Before adding an index on a frequently updated column, check whether it will block HOT updates. If the column is modified on every state transition, the index write cost almost certainly outweighs the read benefit. Profile with EXPLAIN ANALYZE on the production table first.

Lesson 4 — Race Conditions Between Services Are Application-Layer Problems

During the investigation we also identified a race condition: callback notifications from a payment partner were arriving before the initial transaction record had committed to the database, causing "record not found" errors.

The proposed fix was to add an index to speed up the lookup. This was the wrong diagnosis.

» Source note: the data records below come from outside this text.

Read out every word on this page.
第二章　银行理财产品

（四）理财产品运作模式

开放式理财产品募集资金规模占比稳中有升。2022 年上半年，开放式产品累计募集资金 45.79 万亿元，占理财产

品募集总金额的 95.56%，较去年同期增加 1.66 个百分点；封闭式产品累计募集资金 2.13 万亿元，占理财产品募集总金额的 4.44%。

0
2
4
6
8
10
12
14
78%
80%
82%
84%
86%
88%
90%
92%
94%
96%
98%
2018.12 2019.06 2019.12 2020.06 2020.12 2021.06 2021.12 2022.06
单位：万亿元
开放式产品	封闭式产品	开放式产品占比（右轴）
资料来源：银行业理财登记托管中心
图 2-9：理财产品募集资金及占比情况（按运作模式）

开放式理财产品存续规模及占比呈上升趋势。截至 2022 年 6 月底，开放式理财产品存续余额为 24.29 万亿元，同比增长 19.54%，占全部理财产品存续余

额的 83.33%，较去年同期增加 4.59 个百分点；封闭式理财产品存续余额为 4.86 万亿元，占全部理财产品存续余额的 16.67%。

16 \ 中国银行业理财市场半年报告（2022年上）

A faster SELECT on a row that doesn't exist yet still returns empty. The problem wasn't lookup speed — the row wasn't committed yet. No index resolves a write timing problem.

The correct solutions:

Approach	Description
Reactive retry with backoff	Use `retryWhen` / `repeatWhenEmpty` in WebFlux with exponential backoff — waits adaptively for the record to appear
Early write	Write the lookup key to the DB immediately after receiving the partner response, before any downstream processing. The callback handler always finds the row.
Atomic upsert	`INSERT ... ON CONFLICT DO UPDATE` — whichever operation arrives first handles creation safely

Rule

Race conditions between services are application-layer timing problems. Database indexes improve read performance but cannot resolve a write that hasn't committed yet. Retry with exponential backoff or rethink the write ordering.

Monitoring Checklist

-- Dead row bloat per table
SELECT relname, n_live_tup, n_dead_tup,
       ROUND(100.0 * n_dead_tup / NULLIF(n_live_tup + n_dead_tup, 0), 2) AS dead_pct,
       last_autovacuum, last_autoanalyze
FROM pg_stat_user_tables
WHERE n_dead_tup > 0
ORDER BY n_dead_tup DESC;

-- Index efficiency (avg_rows_per_scan >> 1 = problem)
SELECT indexrelname, idx_scan,
       ROUND(idx_tup_read::numeric / NULLIF(idx_scan, 0), 0) AS avg_rows_per_scan
FROM pg_stat_user_indexes
ORDER BY idx_tup_read DESC;

-- Current autovacuum settings
SELECT name, setting FROM pg_settings
WHERE name LIKE '%autovacuum%' ORDER BY name;

This post is based on a real production incident on a Spring Boot WebFlux + AWS RDS PostgreSQL stack. All company-specific identifiers have been removed.